The first step for Wolverton’s research was to continue the remediation work he had started with the military. He was tasked with using plants to clean waste water at the NASA Center. To this day, Wolverton’s design, which replaces a traditional septic system with water hyacinths, is still in use. His research then turned to using plants to improve air quality. 

In 1973, NASA scientists identified 107 volatile organic compounds (VOCs) in the air inside the Skylab space station. Synthetic materials, like those used to construct Skylab, give off low levels of chemicals. This effect, known as off-gassing, spreads the VOCs, such as formaldehyde, benzene, and trichloroethylene, all known irritants and potential carcinogens. When these chemicals are trapped without circulation, as was the case with the Skylab, the inhabitants may become ill, as the air they breathe is not given the natural scrubbing by Earth’s complex ecosystem. 

The BioHome at NASA’s Stennis Space Center was 45 feet long, 16 feet wide, and used common indoor house plants as living air purifiers.

Around the same time that Wolverton was conducting his research into VOCs, the United States found itself in an energy crisis.

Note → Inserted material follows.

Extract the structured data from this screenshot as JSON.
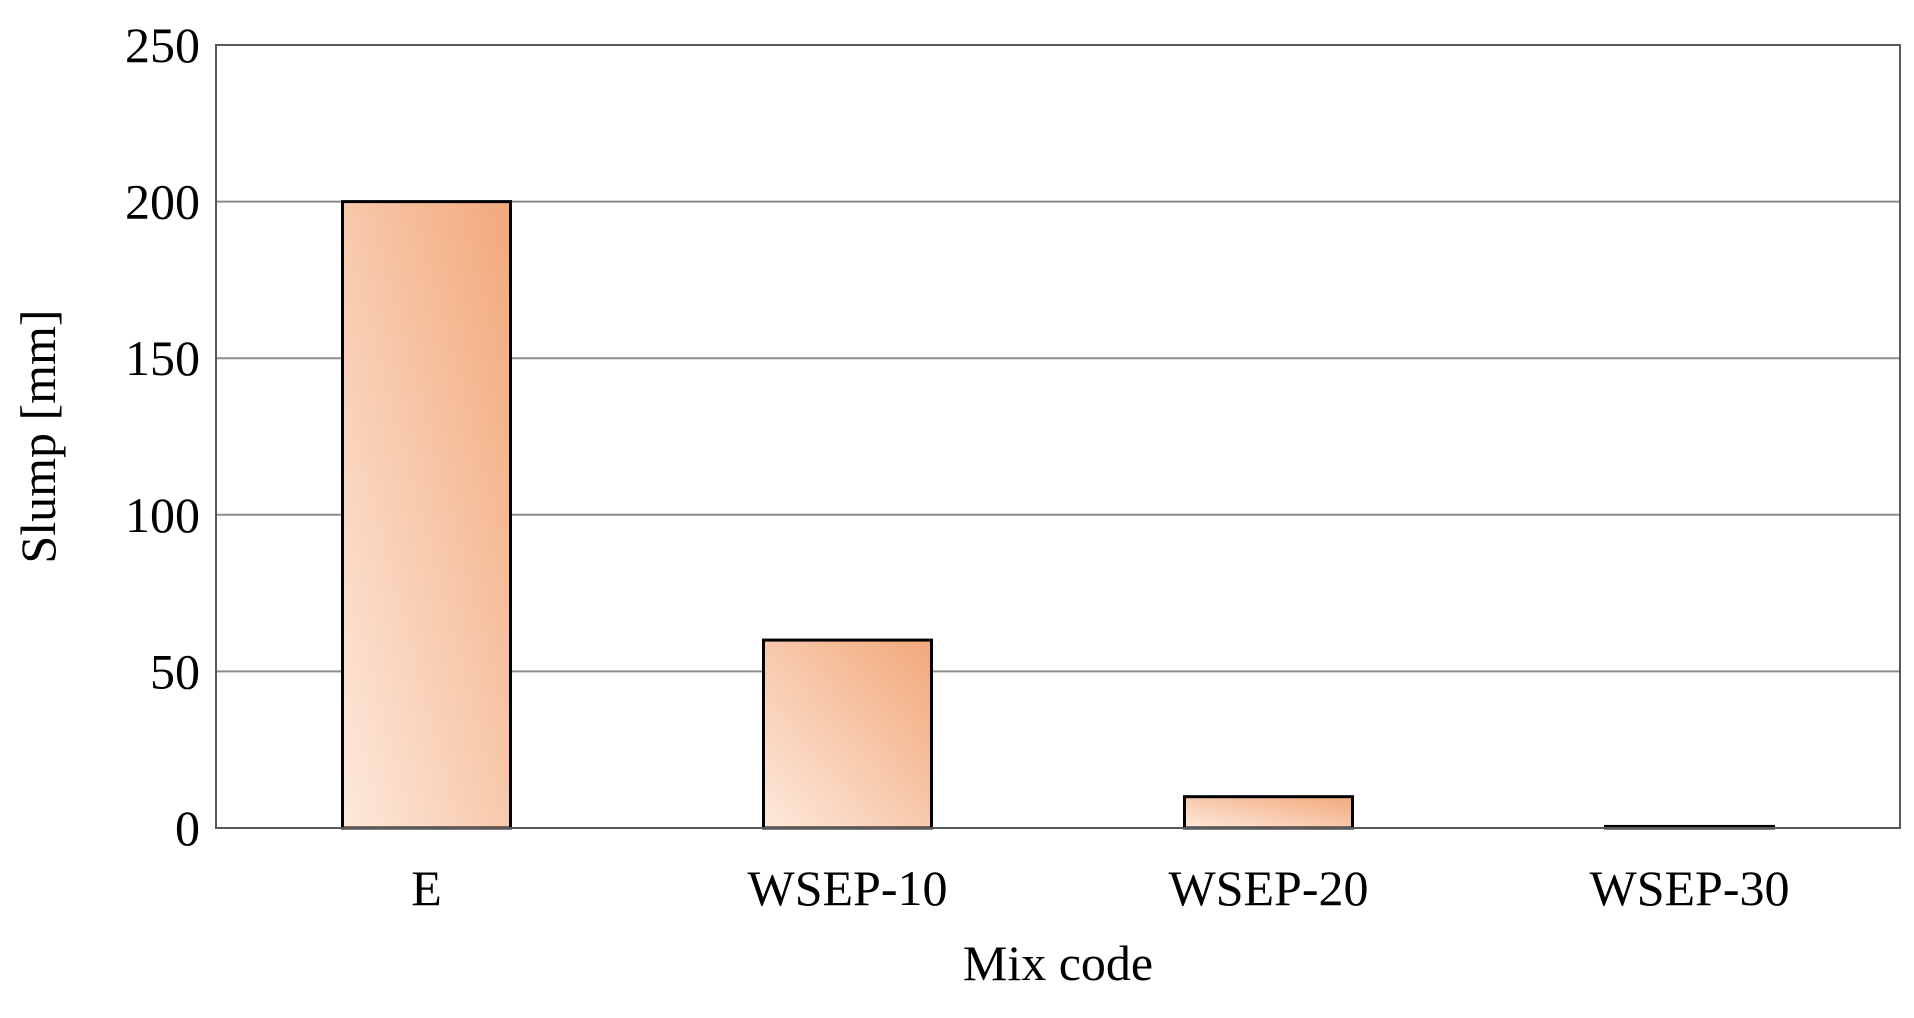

In response, builders began making houses and offices more energy efficient. One of the best ways to do this was to make the buildings as airtight as possible. While keeping temperature-controlled air in place, this approach reduced circulation. Combined with the modern use of synthetic materials, this contributed to what became known as Sick Building Syndrome, where toxins found in synthetic materials become concentrated inside sealed buildings, making people feel sick.

The solution Wolverton sought was not to make indoor environments less energy efficient or to move away from the convenience of synthetic materials; rather, the plan was to find a solution that restores personal environments. The answer, according to a NASA report later published by Wolverton in 1989, is that “If man is to move into closed environments, on Earth or in space, he must take along nature’s life support system.” Plants. 

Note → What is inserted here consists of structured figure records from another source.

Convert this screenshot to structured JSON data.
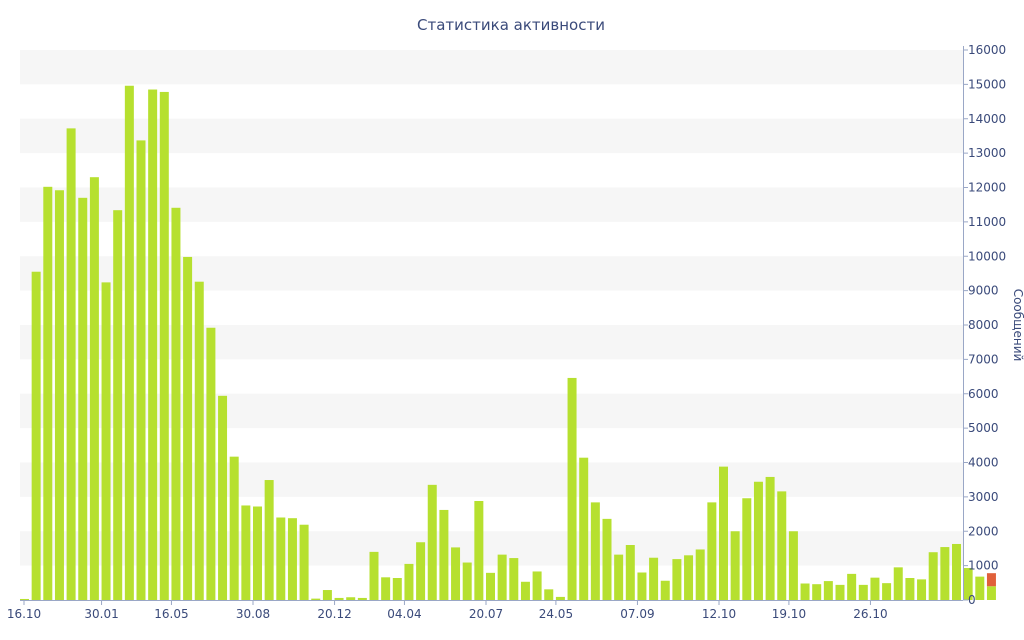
{
  "chart_data": {
    "type": "bar",
    "title": "Статистика активности",
    "ylabel": "Сообщений",
    "xlabel": "",
    "ylim": [
      0,
      16000
    ],
    "y_ticks": [
      "0",
      "1000",
      "2000",
      "3000",
      "4000",
      "5000",
      "6000",
      "7000",
      "8000",
      "9000",
      "10000",
      "11000",
      "12000",
      "13000",
      "14000",
      "15000",
      "16000"
    ],
    "x_tick_labels": [
      {
        "label": "16.10",
        "index": 0
      },
      {
        "label": "30.01",
        "index": 7
      },
      {
        "label": "16.05",
        "index": 13
      },
      {
        "label": "30.08",
        "index": 20
      },
      {
        "label": "20.12",
        "index": 27
      },
      {
        "label": "04.04",
        "index": 33
      },
      {
        "label": "20.07",
        "index": 40
      },
      {
        "label": "24.05",
        "index": 46
      },
      {
        "label": "07.09",
        "index": 53
      },
      {
        "label": "12.10",
        "index": 60
      },
      {
        "label": "19.10",
        "index": 66
      },
      {
        "label": "26.10",
        "index": 73
      }
    ],
    "values": [
      30,
      9550,
      12020,
      11920,
      13720,
      11700,
      12300,
      9240,
      11340,
      14960,
      13370,
      14850,
      14780,
      11410,
      9980,
      9260,
      7920,
      5940,
      4170,
      2750,
      2720,
      3490,
      2400,
      2380,
      2190,
      40,
      290,
      60,
      80,
      60,
      1400,
      660,
      640,
      1050,
      1680,
      3350,
      2620,
      1530,
      1090,
      2880,
      790,
      1320,
      1220,
      530,
      830,
      310,
      90,
      6460,
      4140,
      2840,
      2360,
      1320,
      1600,
      800,
      1230,
      560,
      1190,
      1300,
      1470,
      2840,
      3880,
      2000,
      2960,
      3440,
      3580,
      3160,
      2000,
      480,
      460,
      550,
      440,
      760,
      440,
      650,
      490,
      950,
      640,
      600,
      1390,
      1540,
      1630,
      930,
      680,
      400
    ],
    "highlight_last": {
      "value": 780,
      "base": 400
    },
    "colors": {
      "bar": "#b6e02f",
      "bar_highlight": "#e0603a",
      "band": "#f6f6f6",
      "axis": "#9aa7c6",
      "text": "#3a4a7a"
    },
    "grid": "alternating-bands",
    "y_axis_position": "right"
  }
}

One of the NASA experiments testing this solution was the BioHome, an early experiment in what the Agency called “closed ecological life support systems.” The BioHome, a tightly sealed building constructed entirely of synthetic materials, was designed as suitable for one person to live in, with a great deal of the interior occupied by houseplants. Before the houseplants were added, though, anyone entering the newly constructed facility would experience burning eyes and respiratory difficulties, two of the most common symptoms of Sick Building Syndrome. Once the plants were introduced to the environment, analysis of the air quality indicated that most of the VOCs had been removed, and the symptoms disappeared.